In the introduction of 7 Tools for Cultivating Your Child’s Potential, Zan writes about (among other things) how she was called to homeschool her children. She titled the introduction “The Stirring of God.” I immediately connected there, because our family began homeschooling because of what you can only call a “stirring.”
When I met my husband, I was a classroom teacher. Both my family and my husband’s family are full of public school employees—either active or retired. Some of the titles held by these relatives include administrator, classroom teacher, paraprofessional (teacher’s aide), and school counselor. My husband and I both attended public schools and graduated from high school in the top of our respective classes.
I resigned from my teaching job when we got married. We bought a house in an older neighborhood with an elementary school (and the high school) nearby, within walking distance. Shortly before our second anniversary, we welcomed BookGirl to our family. Before our fourth anniversary, Princess Roo was born. My mind was full of scenes of Princess and I walking BookGirl to school in nice weather, and then walking back to get her in the afternoons, enjoying her tales of the day on the way home.
Then, when BookGirl was 3 and Princess Roo was 1, I began having second thoughts. I couldn’t understand why. We had the perfect setup. “Homeschooling” kept coming into my mind, which really disturbed me because I had serious misconceptions about homeschooling. Finally, one night, I confided my “silly” thoughts to my husband, and he told me that he was thinking about homeschooling too!
At that point, I knew we were in trouble. We decided to pray about it until we had clear direction about the girls’ school situation. (I realize we pretty much had it already, but we were in denial.) Finally, we determined that preschool would be our “trial” year of homeschooling. If all went well, we would keep BookGirl home for kindergarten.
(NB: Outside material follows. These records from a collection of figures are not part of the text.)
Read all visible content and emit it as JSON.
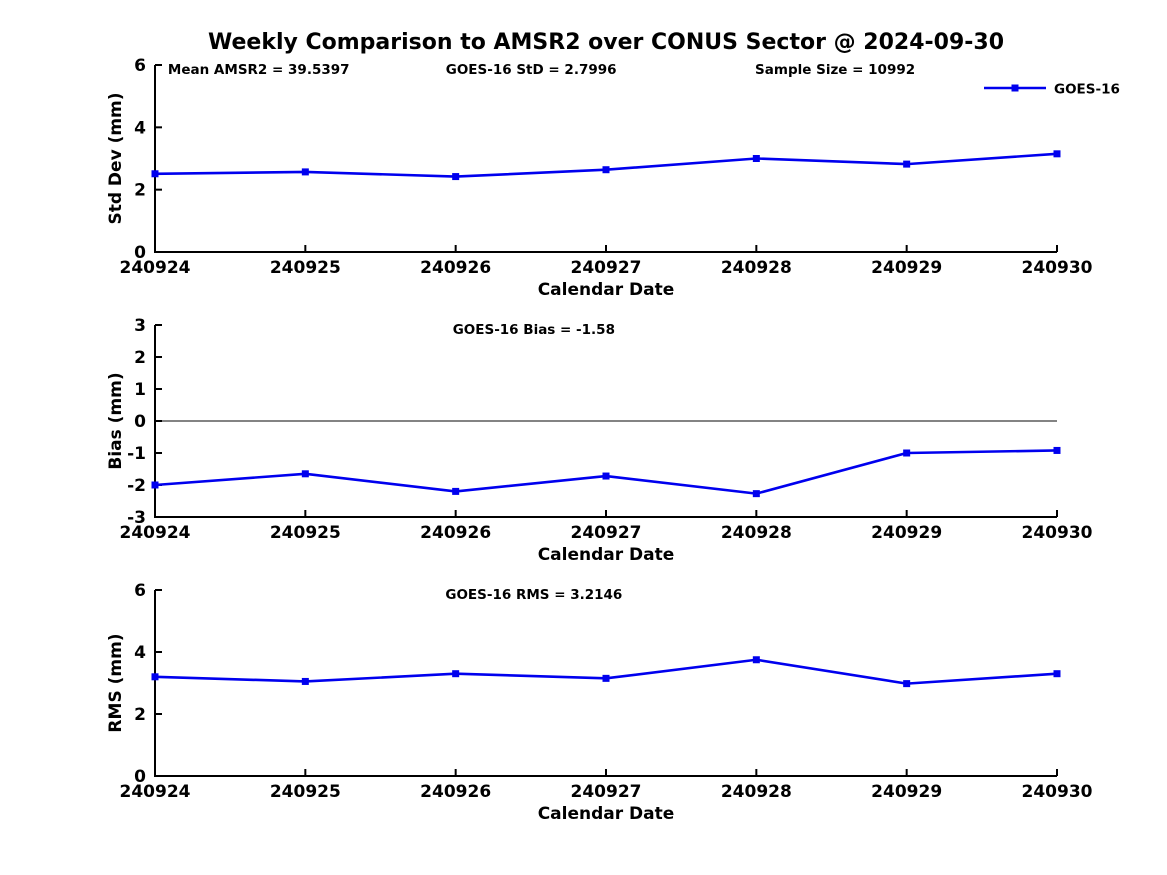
{
  "title": "Weekly Comparison to AMSR2 over CONUS Sector @ 2024-09-30",
  "colors": {
    "series_line": "#0000EE",
    "zero_line": "#5a5a5a",
    "axis": "#000000",
    "text": "#000000"
  },
  "legend": {
    "label": "GOES-16"
  },
  "chart_data": [
    {
      "type": "line",
      "x": [
        "240924",
        "240925",
        "240926",
        "240927",
        "240928",
        "240929",
        "240930"
      ],
      "xlabel": "Calendar Date",
      "ylabel": "Std Dev (mm)",
      "ylim": [
        0,
        6
      ],
      "yticks": [
        0,
        2,
        4,
        6
      ],
      "grid": false,
      "legend_position": "top-right",
      "zero_line": false,
      "series": [
        {
          "name": "GOES-16",
          "marker": "square",
          "values": [
            2.51,
            2.57,
            2.42,
            2.64,
            3.0,
            2.82,
            3.15
          ]
        }
      ],
      "annotations": [
        {
          "text": "Mean AMSR2 = 39.5397",
          "fx": 0.115
        },
        {
          "text": "GOES-16 StD = 2.7996",
          "fx": 0.417
        },
        {
          "text": "Sample Size = 10992",
          "fx": 0.754
        }
      ]
    },
    {
      "type": "line",
      "x": [
        "240924",
        "240925",
        "240926",
        "240927",
        "240928",
        "240929",
        "240930"
      ],
      "xlabel": "Calendar Date",
      "ylabel": "Bias (mm)",
      "ylim": [
        -3,
        3
      ],
      "yticks": [
        -3,
        -2,
        -1,
        0,
        1,
        2,
        3
      ],
      "grid": false,
      "legend_position": "none",
      "zero_line": true,
      "series": [
        {
          "name": "GOES-16",
          "marker": "square",
          "values": [
            -2.0,
            -1.65,
            -2.2,
            -1.72,
            -2.27,
            -1.0,
            -0.92
          ]
        }
      ],
      "annotations": [
        {
          "text": "GOES-16 Bias  = -1.58",
          "fx": 0.42
        }
      ]
    },
    {
      "type": "line",
      "x": [
        "240924",
        "240925",
        "240926",
        "240927",
        "240928",
        "240929",
        "240930"
      ],
      "xlabel": "Calendar Date",
      "ylabel": "RMS (mm)",
      "ylim": [
        0,
        6
      ],
      "yticks": [
        0,
        2,
        4,
        6
      ],
      "grid": false,
      "legend_position": "none",
      "zero_line": false,
      "series": [
        {
          "name": "GOES-16",
          "marker": "square",
          "values": [
            3.2,
            3.05,
            3.3,
            3.15,
            3.75,
            2.98,
            3.3
          ]
        }
      ],
      "annotations": [
        {
          "text": "GOES-16 RMS = 3.2146",
          "fx": 0.42
        }
      ]
    }
  ]
}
As cliched as it may sound, the rest is history. We started homeschooling BookGirl when she was four, and we haven’t stopped. It has turned out to be one of the best decisions we’ve made for our family for so many reasons.
When I read about Zan’s “stirring,” I knew that’s what we had experienced. We were reluctant too, but it has been a wonderful experience. (I’m not saying we don’t have those days. Everyone does!)
As I read the appendix, I was grateful all over again for those who have paved the way for the freedoms we enjoy in this country, including the freedom to homeschool. I have become more politically active than I ever dreamed of being, and I’m not doing much more than making phone calls and sending e-mails. I am very concerned about the assault on parental rights in this country, and I urge you to visit parentalrights.org and hslda.org to find out how you can help. There are hearings going on THIS MONTH. Please don’t delay. Check out the issues for yourself and call your Senators to urge them to oppose these measures.